If the Wayne-Sanderson joint venture didn’t use the tournament system, “the dynamics of the entire poultry industry may well change,” Maxwell says.
A bonus system would also be formalized through the consent decree. Companies would have to ensure that the bonus is never greater than 25% of the base price paid. That would mean that anytime costs go up, the base price would also increase. Previously, when the main cost for growing chickens — the corn and soy fed to the birds — would increase, farmers would often lose money because their rates didn’t change.
Wayne-Sanderson is now based in Georgia and has chicken processing plants and prepared foods facilities across Alabama, Arkansas, Georgia, Louisiana, Mississippi, North Carolina and Texas. Roughly half of the poultry producers across the country only have the option of working with one or two poultry processors in their regional market. Prior to the merger, Wayne and Sanderson had both worked in Texas and Mississippi, but they’d produced different products and hadn’t gone head-to-head against each other for bids.
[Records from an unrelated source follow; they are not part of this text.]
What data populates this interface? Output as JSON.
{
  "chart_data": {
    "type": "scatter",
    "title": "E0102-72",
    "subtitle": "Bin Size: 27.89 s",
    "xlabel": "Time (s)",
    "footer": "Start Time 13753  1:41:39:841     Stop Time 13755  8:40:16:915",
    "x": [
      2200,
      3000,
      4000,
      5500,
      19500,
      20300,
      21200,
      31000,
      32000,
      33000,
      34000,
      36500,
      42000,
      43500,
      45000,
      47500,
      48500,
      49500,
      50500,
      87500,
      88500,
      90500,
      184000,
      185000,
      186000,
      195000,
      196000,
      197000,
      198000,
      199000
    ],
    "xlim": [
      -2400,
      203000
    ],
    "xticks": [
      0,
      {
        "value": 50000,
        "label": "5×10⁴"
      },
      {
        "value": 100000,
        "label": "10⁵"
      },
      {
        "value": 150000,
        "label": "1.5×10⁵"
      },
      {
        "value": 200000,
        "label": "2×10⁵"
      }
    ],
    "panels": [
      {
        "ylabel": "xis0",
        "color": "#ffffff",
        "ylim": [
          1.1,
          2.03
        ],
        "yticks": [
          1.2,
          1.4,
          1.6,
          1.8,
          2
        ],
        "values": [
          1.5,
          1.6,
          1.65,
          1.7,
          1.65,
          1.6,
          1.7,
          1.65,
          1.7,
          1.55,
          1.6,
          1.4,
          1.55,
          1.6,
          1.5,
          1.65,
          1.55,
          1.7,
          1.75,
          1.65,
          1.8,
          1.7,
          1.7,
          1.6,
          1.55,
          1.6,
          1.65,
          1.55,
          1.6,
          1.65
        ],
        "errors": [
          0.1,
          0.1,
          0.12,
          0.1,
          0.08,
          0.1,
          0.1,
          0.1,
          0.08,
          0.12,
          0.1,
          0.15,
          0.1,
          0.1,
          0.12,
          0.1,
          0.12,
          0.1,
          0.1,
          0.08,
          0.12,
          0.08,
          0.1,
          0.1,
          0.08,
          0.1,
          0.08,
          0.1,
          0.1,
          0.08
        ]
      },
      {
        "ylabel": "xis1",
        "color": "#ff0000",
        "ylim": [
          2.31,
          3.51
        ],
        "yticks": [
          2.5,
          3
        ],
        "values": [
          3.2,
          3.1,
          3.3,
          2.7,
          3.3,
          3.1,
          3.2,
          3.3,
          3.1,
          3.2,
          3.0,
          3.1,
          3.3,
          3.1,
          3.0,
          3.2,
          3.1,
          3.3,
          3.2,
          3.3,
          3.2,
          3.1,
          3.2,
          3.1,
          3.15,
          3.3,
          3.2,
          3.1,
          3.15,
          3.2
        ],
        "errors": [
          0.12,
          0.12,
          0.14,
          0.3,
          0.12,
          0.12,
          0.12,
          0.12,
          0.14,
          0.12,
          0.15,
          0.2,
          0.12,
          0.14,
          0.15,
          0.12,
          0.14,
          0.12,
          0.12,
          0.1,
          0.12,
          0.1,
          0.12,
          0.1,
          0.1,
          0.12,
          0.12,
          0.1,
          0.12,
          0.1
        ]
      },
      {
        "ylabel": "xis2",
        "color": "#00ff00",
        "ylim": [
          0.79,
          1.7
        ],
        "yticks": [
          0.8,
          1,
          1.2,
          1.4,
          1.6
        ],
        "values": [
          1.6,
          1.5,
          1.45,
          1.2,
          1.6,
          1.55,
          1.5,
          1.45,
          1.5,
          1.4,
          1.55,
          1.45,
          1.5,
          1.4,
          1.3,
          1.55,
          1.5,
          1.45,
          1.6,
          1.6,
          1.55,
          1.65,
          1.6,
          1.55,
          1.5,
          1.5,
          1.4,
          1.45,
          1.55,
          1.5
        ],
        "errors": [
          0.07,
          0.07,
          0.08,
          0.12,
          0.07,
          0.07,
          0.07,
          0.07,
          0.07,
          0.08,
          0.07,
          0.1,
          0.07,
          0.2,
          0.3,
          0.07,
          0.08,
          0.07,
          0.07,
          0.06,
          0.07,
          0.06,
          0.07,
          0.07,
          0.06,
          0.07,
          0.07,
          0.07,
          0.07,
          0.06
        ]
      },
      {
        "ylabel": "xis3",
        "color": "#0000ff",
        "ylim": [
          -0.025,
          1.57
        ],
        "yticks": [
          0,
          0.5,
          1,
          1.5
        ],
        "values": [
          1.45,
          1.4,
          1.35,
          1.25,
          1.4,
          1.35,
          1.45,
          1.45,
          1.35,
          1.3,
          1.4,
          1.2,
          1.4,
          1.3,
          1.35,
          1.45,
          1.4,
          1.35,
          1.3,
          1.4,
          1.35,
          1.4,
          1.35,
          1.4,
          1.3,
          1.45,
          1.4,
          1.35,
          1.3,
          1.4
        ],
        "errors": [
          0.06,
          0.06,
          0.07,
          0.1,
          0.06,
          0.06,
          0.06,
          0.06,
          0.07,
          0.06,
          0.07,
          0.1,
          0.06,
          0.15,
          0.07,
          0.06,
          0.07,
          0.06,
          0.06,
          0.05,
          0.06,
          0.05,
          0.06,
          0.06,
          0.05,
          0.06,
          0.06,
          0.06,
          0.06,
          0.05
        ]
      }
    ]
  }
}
Federal policy solutions are needed to restore fair and competitive conditions, according to Patty Lovera, policy director for Campaign for Family Farms and the Environment. Lovera says her organization is prepared for more consolidation as a result of the Wayne-Sanderson deal.
“This is already an industry where a handful of companies have a lot of power,” Lovera says. “Any deal like this makes that trend even worse.”